For Mike Edwards, former CEO of Borders, his brief reign at the troubled retailer was like an “incredibly crazy movie.” Speaking at the Association for Corporate Growth’s Annual Retail Conference, held yesterday at the New York Athletic Club in Manhattan, Edwards frankly recalled the frustration of working to keep Borders, one of the nation’s largest booksellers, from bankruptcy.

Interviewed by Randy Schwimmer, head of Capital Markets at Churchill Financial, Edwards talked briefly about his long resume of successful retail ventures, as well as two of his former companies—CompUSA, and Borders—that were essentially “digitized,” pointing out how even large, dominant businesses can quickly find themselves facing demise.

Edwards, a 30-year retail veteran who was just named chairman of the Wicked Quick apparel chain, joined Borders in September, 2009, as executive v-p and chief merchandising officer. By January, 2010, he was interim CEO—a job, he recalled, that came with some difficult marching orders: raise about $130 million immediately, or the company was gone. “None of that was in the brochure,” Edwards quipped.

In June 2010, now officially Borders CEO, Edwards said he realized the tough road the company faced when he looked to the company’s fourth quarter projections. “In this business, you make almost your entire profits in the fourth quarter,” he explained. Those projections, he said, made him “very, very uncomfortable.”

With its credit tightened, Edwards said the company soon found itself with no choice but to hold back its payables. He recalled how some anxious publishers would often send people to physically pick up checks from Borders headquarters. This time, those people came—but there were no checks, and thus began the cascade of events that ended with the company’s bankruptcy.

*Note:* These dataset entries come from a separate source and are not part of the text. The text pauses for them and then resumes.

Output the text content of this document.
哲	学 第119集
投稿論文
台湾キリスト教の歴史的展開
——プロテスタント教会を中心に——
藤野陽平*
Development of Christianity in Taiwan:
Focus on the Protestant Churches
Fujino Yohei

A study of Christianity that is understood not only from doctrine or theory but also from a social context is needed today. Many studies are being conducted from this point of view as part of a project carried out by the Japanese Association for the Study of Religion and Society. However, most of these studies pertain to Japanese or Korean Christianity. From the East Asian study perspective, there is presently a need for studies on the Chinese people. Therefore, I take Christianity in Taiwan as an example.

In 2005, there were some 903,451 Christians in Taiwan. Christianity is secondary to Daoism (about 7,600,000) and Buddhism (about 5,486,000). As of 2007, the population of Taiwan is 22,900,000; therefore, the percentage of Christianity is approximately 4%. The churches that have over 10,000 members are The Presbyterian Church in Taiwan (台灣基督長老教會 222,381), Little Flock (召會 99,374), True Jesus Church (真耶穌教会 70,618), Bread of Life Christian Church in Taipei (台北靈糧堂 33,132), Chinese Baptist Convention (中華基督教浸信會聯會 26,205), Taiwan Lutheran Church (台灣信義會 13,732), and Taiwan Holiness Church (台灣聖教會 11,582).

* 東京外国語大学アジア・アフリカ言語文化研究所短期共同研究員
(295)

Although he said 200 or so Borders stores were making money, the rest were not, and some 120 stores were simply “bleeding cash,” with few options, as the “average” lease for these stores had about 8-10 years left on it, Edwards noted, and landlords were not going to simply allow Borders to walk away, making closures expensive propositions. By the end of 2010, “we knew we were in trouble,” Edwards said, “and so did the banks.” He noted that a possible merger with Barnes & Noble was floated, but that only “one half” thought that deal made any sense, suggesting B&N showed no interest in a deal.

Edwards spoke frankly about the bankruptcy process, describing an agonizing, draining push to restructure the company and negotiate with creditors. “We put together the best business plan of my life,” he said, “for the worst outcome.” When potential investors backed out just hours before a fateful court hearing, the game was over. The next day, Edwards recounted how he told some 10,000 employees they would be losing their jobs. And just like that, a 40 year-old brand that once peaked at over $4.5 billion in sales was gone.

So what were Borders’ fatal mistakes? Edwards said the company’s death spiral began in the late 1990s, when the company embarked on a strategy of “growth for growth’s sake.” An international expansion effort drained cash, and “distracted” officials from the U.S. business, Edwards said. And, a stock buyback at around $30 per share announced in 2005 further crippled the company. An additional $300 million on the balance sheet, Edwards suggested, might have made the difference.

But Borders’ most crucial strategic blunder, he suggested, was not taking the Internet seriously enough in its early days and initially outsourcing its online business to “We just handed our customer base to Amazon,” Edwards lamented. “The view was that people were going to be in the stores.”

Schwimmer seized on that point to talk about the shift in bookselling, and the cultural shift to e-books. He asked the audience how many people had downloaded a book in the last month—nearly the entire room seemed to raise their hands. He then asked how many people had purchased a book at a bookstore in the same period—once again, a vast majority of hands went up. Scwhimmer suggested that was encouraging, and that e-books, and print books were not mutually exclusive, and there was room for both.

Edwards agreed, but outlined the challenges facing physical retailers. As a percentage of book sales transition to e-book sales, what do stores do with their extra square feet, for example? If half of all sales will soon be digital, how does a bookstore get smaller? And, how do brick-and-mortar retailers compete on price? Edwards recalled his most recent experience buying a television, where he went to a chain store, found the model he wanted, pulled out his iPhone and quickly found a cheaper price online, with free shipping. When presented with the option to match the price, the store declined, and lost the sale. The same thing happened frequently in Borders’ stores, Edwards noted, playfully calling these customers “cheaters,” as they would came to the store, browse, read, have a cup of coffee, then pull out their phones and use the free wifi to buy the book more cheaply from Amazon.

In other words, not only are physical bookstores facing a challenge from more readers downloading e-books direct to devices, Edwards suggested the ability of online competitors like Amazon to manage inventory and deliver physical products quickly and cheaply was also a significant a challenge to brick-and-mortar retailers as consumers can now dial up a cheaper price, usually with free shipping, right from their smartphones. Borders had "22% operating costs that Amazon doesn't have," Edwards noted, saying that made it hard to compete.